Я рысью несусь в туалет мимо Смитти, которая спрашивает между затяжками каркающим голосом: «Где горит, Захарий?», — запираю дверь кабинки, с грохотом опускаю сиденье и плюхаюсь на него. Я остаюсь в таком положении почти десять минут, восстанавливая дыхание и нормальную температуру тела.
И это еще Айви не выставила меня дураком! В каком же состоянии я был бы, если бы она сделала это?
До того, как Айви круто набирает высоту, на собрании случается кое-что еще.

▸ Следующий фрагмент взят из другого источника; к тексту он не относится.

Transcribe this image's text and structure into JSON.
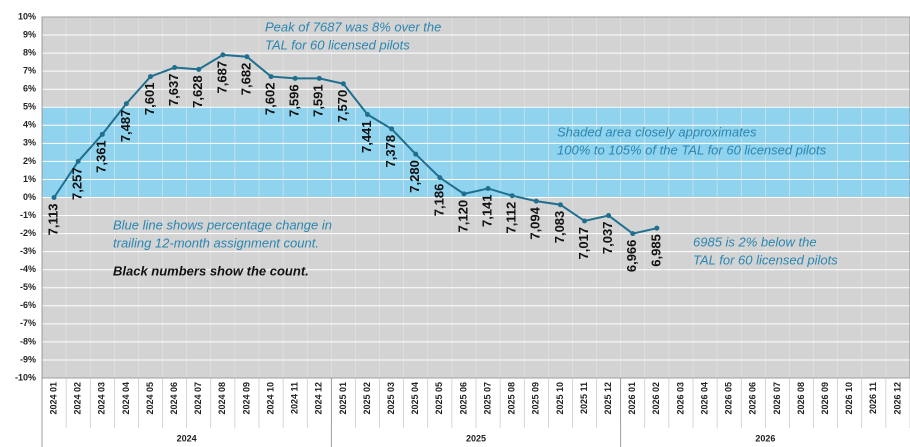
{
  "chart_data": {
    "type": "line",
    "categories": [
      "2024 01",
      "2024 02",
      "2024 03",
      "2024 04",
      "2024 05",
      "2024 06",
      "2024 07",
      "2024 08",
      "2024 09",
      "2024 10",
      "2024 11",
      "2024 12",
      "2025 01",
      "2025 02",
      "2025 03",
      "2025 04",
      "2025 05",
      "2025 06",
      "2025 07",
      "2025 08",
      "2025 09",
      "2025 10",
      "2025 11",
      "2025 12",
      "2026 01",
      "2026 02",
      "2026 03",
      "2026 04",
      "2026 05",
      "2026 06",
      "2026 07",
      "2026 08",
      "2026 09",
      "2026 10",
      "2026 11",
      "2026 12"
    ],
    "groups": [
      {
        "label": "2024",
        "size": 12
      },
      {
        "label": "2025",
        "size": 12
      },
      {
        "label": "2026",
        "size": 12
      }
    ],
    "series": [
      {
        "color": "#1f6f8f",
        "values": [
          0.0,
          2.0,
          3.5,
          5.2,
          6.7,
          7.2,
          7.1,
          7.9,
          7.8,
          6.7,
          6.6,
          6.6,
          6.3,
          4.6,
          3.8,
          2.4,
          1.1,
          0.2,
          0.5,
          0.1,
          -0.2,
          -0.4,
          -1.3,
          -1.0,
          -2.0,
          -1.7,
          null,
          null,
          null,
          null,
          null,
          null,
          null,
          null,
          null,
          null
        ]
      }
    ],
    "counts": {
      "values": [
        7113,
        7257,
        7361,
        7487,
        7601,
        7637,
        7628,
        7687,
        7682,
        7602,
        7596,
        7591,
        7570,
        7441,
        7378,
        7280,
        7186,
        7120,
        7141,
        7112,
        7094,
        7083,
        7017,
        7037,
        6966,
        6985
      ],
      "value_labels": [
        "7,113",
        "7,257",
        "7,361",
        "7,487",
        "7,601",
        "7,637",
        "7,628",
        "7,687",
        "7,682",
        "7,602",
        "7,596",
        "7,591",
        "7,570",
        "7,441",
        "7,378",
        "7,280",
        "7,186",
        "7,120",
        "7,141",
        "7,112",
        "7,094",
        "7,083",
        "7,017",
        "7,037",
        "6,966",
        "6,985"
      ]
    },
    "shaded_band": {
      "range": [
        0,
        5
      ],
      "color": "#8fd3ef"
    },
    "ylim": [
      -10,
      10
    ],
    "yticks": [
      {
        "value": -10,
        "label": "-10%"
      },
      {
        "value": -9,
        "label": "-9%"
      },
      {
        "value": -8,
        "label": "-8%"
      },
      {
        "value": -7,
        "label": "-7%"
      },
      {
        "value": -6,
        "label": "-6%"
      },
      {
        "value": -5,
        "label": "-5%"
      },
      {
        "value": -4,
        "label": "-4%"
      },
      {
        "value": -3,
        "label": "-3%"
      },
      {
        "value": -2,
        "label": "-2%"
      },
      {
        "value": -1,
        "label": "-1%"
      },
      {
        "value": 0,
        "label": "0%"
      },
      {
        "value": 1,
        "label": "1%"
      },
      {
        "value": 2,
        "label": "2%"
      },
      {
        "value": 3,
        "label": "3%"
      },
      {
        "value": 4,
        "label": "4%"
      },
      {
        "value": 5,
        "label": "5%"
      },
      {
        "value": 6,
        "label": "6%"
      },
      {
        "value": 7,
        "label": "7%"
      },
      {
        "value": 8,
        "label": "8%"
      },
      {
        "value": 9,
        "label": "9%"
      },
      {
        "value": 10,
        "label": "10%"
      }
    ],
    "grid": true,
    "annotations": [
      {
        "lines": [
          "Peak of 7687 was 8% over the",
          "TAL for 60 licensed pilots"
        ],
        "color": "#2b86b0"
      },
      {
        "lines": [
          "Shaded area closely approximates",
          "100% to 105% of the TAL for 60 licensed pilots"
        ],
        "color": "#2b86b0"
      },
      {
        "lines": [
          "Blue line shows percentage change in",
          "trailing 12-month assignment count."
        ],
        "color": "#2b86b0"
      },
      {
        "lines": [
          "Black numbers show the count."
        ],
        "color": "#111111"
      },
      {
        "lines": [
          "6985 is 2% below the",
          "TAL for 60 licensed pilots"
        ],
        "color": "#2b86b0"
      }
    ]
  }
}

Для раздела «Они на взлете» Вилли предлагает писателя из Луизианы А. А. Фонтено, которого он читает в последнее время. Уже издано пять его романов, которые получили превосходные отзывы критиков, но продаются в ничтожно малых количествах. Несколько месяцев назад Фонтено сменил издательство, с которым прежде сотрудничал.
Старый приятель Вилли проживает в одном доме с Фонтено, и они вместе уговорили писателя, ведущего жизнь отшельника, дать интервью. Статья Вилли будет максимум на две страницы или даже на одну.

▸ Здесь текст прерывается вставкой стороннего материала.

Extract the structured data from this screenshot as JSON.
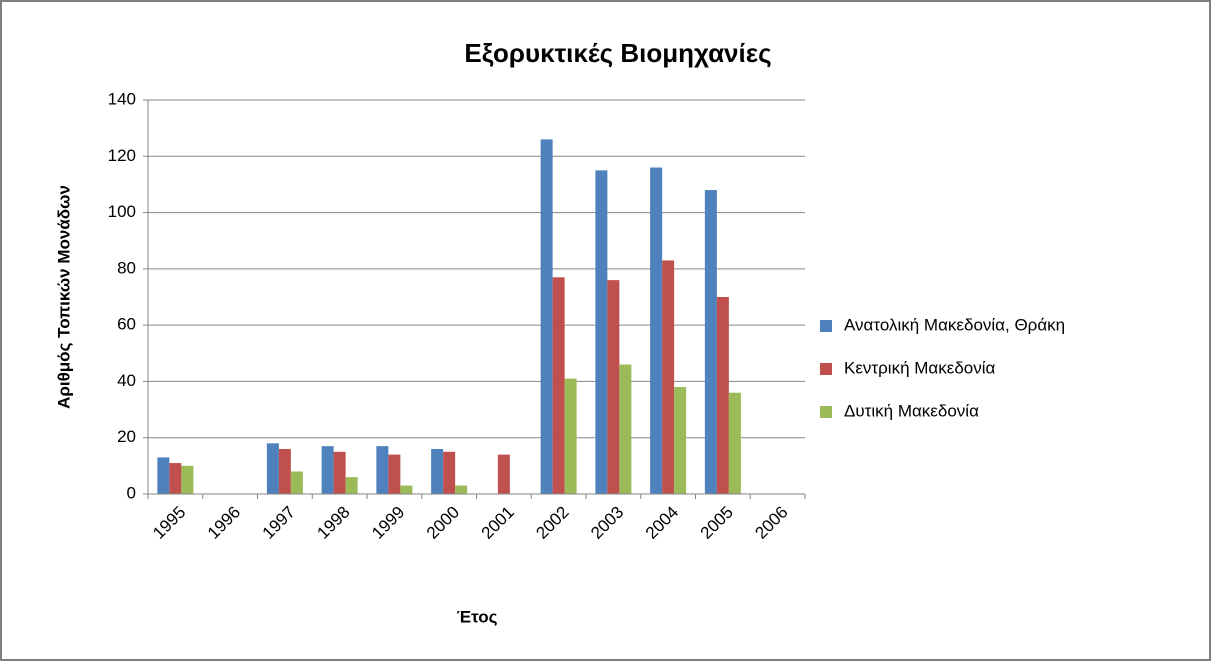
{
  "chart_data": {
    "type": "bar",
    "title": "Εξορυκτικές Βιομηχανίες",
    "x_label": "Έτος",
    "y_label": "Αριθμός Τοπικών Μονάδων",
    "categories": [
      "1995",
      "1996",
      "1997",
      "1998",
      "1999",
      "2000",
      "2001",
      "2002",
      "2003",
      "2004",
      "2005",
      "2006"
    ],
    "series": [
      {
        "name": "Ανατολική Μακεδονία, Θράκη",
        "color": "#4f81bd",
        "values": [
          13,
          null,
          18,
          17,
          17,
          16,
          null,
          126,
          115,
          116,
          108,
          null
        ]
      },
      {
        "name": "Κεντρική Μακεδονία",
        "color": "#c0504d",
        "values": [
          11,
          null,
          16,
          15,
          14,
          15,
          14,
          77,
          76,
          83,
          70,
          null
        ]
      },
      {
        "name": "Δυτική Μακεδονία",
        "color": "#9bbb59",
        "values": [
          10,
          null,
          8,
          6,
          3,
          3,
          null,
          41,
          46,
          38,
          36,
          null
        ]
      }
    ],
    "ylim": [
      0,
      140
    ],
    "yticks": [
      0,
      20,
      40,
      60,
      80,
      100,
      120,
      140
    ],
    "grid": true,
    "legend": "right"
  }
}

— Совершенно ясно, — доказывает он всем, — что звезда Фонтено взойдет очень скоро, возможно, как только выйдет его следующая книга.
Вилли очень хочет получить это задание… его голос звучит громко и убедительно. Я давно не видел его таким воодушевленным.
— Это писатель из одного ряда с Кормаком Маккарти, Харри Крюсом и — извини, Зак — Итаном Колеем.
Я понимаю, что он упомянул Колея не для того, чтобы смутить меня, а для того, чтобы всплыло знакомое имя для сотрудников, в особенности из отдела моды, которые, наверное, в жизни ничего не читали, кроме ярлыков на одежде.
— Но с таким же успехом можно попытаться «слепить» кого-то еще, — возражает Бетси.
Лиз Чэннинг сообщает, что она читала одну из книг Фонтено и, хотя она была трудноватой для восприятия, вещь оказалась стоящей.
— Не знаю, — заявляет Марк Ларкин. — Мы что, собираемся писать статью о каждом писателе, который плохо продается?
Даже не видя Вилли, я могу предположить, что его ноги выбивают бешеную дробь под длинным столом.
— Такая возможность выпадает раз в жизни, — говорит Вилли. — Он, может быть, больше никогда не согласится давать интервью.
— Нам, типа, следовало бы сначала убедиться, что он, типа,
— Если хочешь знать, здесь не телевидение, — отвечает Вилли. — Вопрос был, фотогеничен ли он? Так вот, я понятия не имею. Я также не знаю, был ли фотогеничен Толстой.
— Толстой не был, — говорит Байрон Пул.
Когда я возвращаюсь из туалета, оправившись от ошеломительного дебюта Айви, меня ждет следующее сообщение:
ОТ КОГО: ЛИСТЕРВ
КОМУ: ПОСТЗ
ТЕМА: Ублюдок
крутой наездник только что подошел к моему столу и сказал что он не имел в виду ничего личного
Я спрашиваю его:
Что ответил ты?
Он отвечает мне:
я послал его на три буквы.
он покойник Зэки покойник.
Мне приходит в голову мысль, что нужно сохранить это сообщение.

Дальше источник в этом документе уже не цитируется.